Christophe Le Ligné, Vice President R&D di Valeo, e Ryosuke Takagi, Executive Officer e GM R&D Division di Zuken, al momento della firma della partnership Zuken Valeo InnoLab.
Progettare l’elettronica di un veicolo moderno significa gestire decine di architetture multicriterio, garantire la tracciabilità completa secondo ASPICE 4.0 e chiudere il layout PCB al primo tentativo, con vincoli di complessità che i tool EDA tradizionali reggono sempre meno.
È su questo terreno che Valeo e Zuken hanno costruito InnoLab: un programma di co-innovazione congiunto che integra gli AI Agents proprietari di Valeo nell’architettura aperta CR-8000 di Zuken, puntando a ridurre drasticamente i tempi di progettazione e a garantire robustezza lungo l’intero flusso di sviluppo.
La partnership struttura la collaborazione su quattro pilastri tecnici che coprono il flusso dall’architettura di sistema al routing fisico. Sul fronte della progettazione funzionale, Valeo implementa la propria IA generativa su System Planner di Zuken per creare e valutare in tempo reale architetture multicriterio ottimali basate sugli standard interni.

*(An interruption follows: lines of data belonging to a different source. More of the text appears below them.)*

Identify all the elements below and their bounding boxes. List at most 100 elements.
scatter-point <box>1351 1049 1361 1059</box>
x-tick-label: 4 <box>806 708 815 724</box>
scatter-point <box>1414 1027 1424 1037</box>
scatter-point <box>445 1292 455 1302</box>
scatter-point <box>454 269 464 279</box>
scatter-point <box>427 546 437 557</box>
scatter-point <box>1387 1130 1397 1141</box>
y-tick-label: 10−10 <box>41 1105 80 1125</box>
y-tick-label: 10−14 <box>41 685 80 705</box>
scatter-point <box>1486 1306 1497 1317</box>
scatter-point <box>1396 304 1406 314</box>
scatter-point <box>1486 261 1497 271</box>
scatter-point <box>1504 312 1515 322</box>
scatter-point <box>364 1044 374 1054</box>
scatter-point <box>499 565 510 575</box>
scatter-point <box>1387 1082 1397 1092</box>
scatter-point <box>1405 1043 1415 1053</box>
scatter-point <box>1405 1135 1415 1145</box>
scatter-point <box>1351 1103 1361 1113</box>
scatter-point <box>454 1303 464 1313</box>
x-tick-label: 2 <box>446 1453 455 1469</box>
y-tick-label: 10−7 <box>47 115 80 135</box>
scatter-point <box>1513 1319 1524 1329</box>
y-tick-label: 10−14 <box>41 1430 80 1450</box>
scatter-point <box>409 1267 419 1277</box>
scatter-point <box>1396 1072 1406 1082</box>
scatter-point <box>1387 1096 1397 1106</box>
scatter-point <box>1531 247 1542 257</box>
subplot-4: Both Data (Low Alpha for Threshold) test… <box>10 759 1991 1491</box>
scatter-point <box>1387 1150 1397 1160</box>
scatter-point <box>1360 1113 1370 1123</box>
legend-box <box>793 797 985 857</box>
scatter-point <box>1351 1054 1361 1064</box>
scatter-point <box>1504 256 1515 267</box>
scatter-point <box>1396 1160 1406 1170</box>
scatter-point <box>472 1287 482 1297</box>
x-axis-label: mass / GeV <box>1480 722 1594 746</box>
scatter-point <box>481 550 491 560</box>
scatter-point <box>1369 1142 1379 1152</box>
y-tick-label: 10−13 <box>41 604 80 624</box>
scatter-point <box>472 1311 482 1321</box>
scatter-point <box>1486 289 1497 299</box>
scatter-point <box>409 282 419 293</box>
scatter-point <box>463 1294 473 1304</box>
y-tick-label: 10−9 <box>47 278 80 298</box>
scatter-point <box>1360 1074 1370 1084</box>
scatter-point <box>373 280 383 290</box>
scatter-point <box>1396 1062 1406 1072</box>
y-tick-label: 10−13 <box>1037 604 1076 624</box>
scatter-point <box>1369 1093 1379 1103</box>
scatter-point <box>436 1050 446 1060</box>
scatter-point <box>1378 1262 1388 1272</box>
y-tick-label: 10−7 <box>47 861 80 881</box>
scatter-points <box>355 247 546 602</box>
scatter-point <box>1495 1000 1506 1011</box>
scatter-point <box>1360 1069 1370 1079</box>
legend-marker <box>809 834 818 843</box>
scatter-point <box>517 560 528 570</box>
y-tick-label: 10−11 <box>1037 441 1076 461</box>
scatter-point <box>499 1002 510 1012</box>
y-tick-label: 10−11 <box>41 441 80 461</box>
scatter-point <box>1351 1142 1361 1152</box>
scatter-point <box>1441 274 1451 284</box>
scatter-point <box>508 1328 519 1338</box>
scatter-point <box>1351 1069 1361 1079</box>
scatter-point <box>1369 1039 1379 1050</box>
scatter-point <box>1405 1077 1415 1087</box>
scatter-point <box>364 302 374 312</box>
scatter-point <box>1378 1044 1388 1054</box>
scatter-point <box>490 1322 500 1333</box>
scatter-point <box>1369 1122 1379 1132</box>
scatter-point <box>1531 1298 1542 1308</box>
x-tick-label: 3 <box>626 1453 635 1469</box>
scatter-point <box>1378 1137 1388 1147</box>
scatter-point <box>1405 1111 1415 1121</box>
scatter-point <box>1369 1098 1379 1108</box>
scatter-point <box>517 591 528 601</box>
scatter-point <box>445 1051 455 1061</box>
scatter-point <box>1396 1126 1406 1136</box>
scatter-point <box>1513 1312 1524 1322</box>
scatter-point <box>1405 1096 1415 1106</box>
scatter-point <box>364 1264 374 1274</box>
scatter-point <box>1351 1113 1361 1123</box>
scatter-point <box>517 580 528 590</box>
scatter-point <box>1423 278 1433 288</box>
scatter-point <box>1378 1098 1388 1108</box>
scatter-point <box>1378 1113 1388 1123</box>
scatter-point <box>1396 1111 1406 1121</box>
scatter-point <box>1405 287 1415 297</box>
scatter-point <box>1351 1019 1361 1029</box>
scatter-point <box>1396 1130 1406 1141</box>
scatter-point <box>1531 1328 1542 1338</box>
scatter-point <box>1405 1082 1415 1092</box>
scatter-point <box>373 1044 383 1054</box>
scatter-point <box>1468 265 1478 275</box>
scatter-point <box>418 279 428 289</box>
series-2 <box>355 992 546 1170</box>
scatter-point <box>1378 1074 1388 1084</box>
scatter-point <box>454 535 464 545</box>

La Digital Continuity garantisce la piena tracciabilità secondo ASPICE 4.0 HWE: la piattaforma aperta di Zuken si integra con l’ecosistema Valeo e l’intelligenza artificiale elabora i dati reintroducendoli nel flusso come azioni automatizzate.
Al livello del detailed design, gli AI Agents operano come copiloti virtuali per gli ingegneri – verifica delle regole hardware, ricerca di soluzioni, implementazione dei vincoli –, mentre Zuken sviluppa funzionalità IA native per accelerare l’inserimento degli schemi sul database standardizzato Valeo.
Il quarto pilastro è costituito dal placement e dal routing automatici: Design Force mette a disposizione algoritmi AI Place and Route avanzati, che Valeo addestra tramite SDK direttamente all’interno del tool per recepire i vincoli tipici dell’automotive.
Come si integrano gli AI Agents nel flusso EDA per la progettazione automotive
“La potenza della roadmap IA di Zuken, combinata con l’eccezionale apertura della sua architettura, ci consente di integrare i nostri strumenti di intelligenza artificiale con il loro motore software”, ha dichiarato il Vice President Research and Development di Valeo, Christophe Le Ligné, definendo la partnership come il modo più efficace per affrontare la complessità crescente del settore e ridurre i tempi di progettazione, garantendo al tempo stesso “una robustezza al 100%”.
Dal lato Zuken, l’Executive Officer e General Manager della R&D Division, Ryosuke Takagi, ha inquadrato InnoLab come la dimostrazione pratica della roadmap “Autonomous Brain”: “Il vero potenziale dell’intelligenza artificiale nell’ingegneria nasce dall’unione tra un motore software ad alte prestazioni e un know-how industriale altamente specializzato”.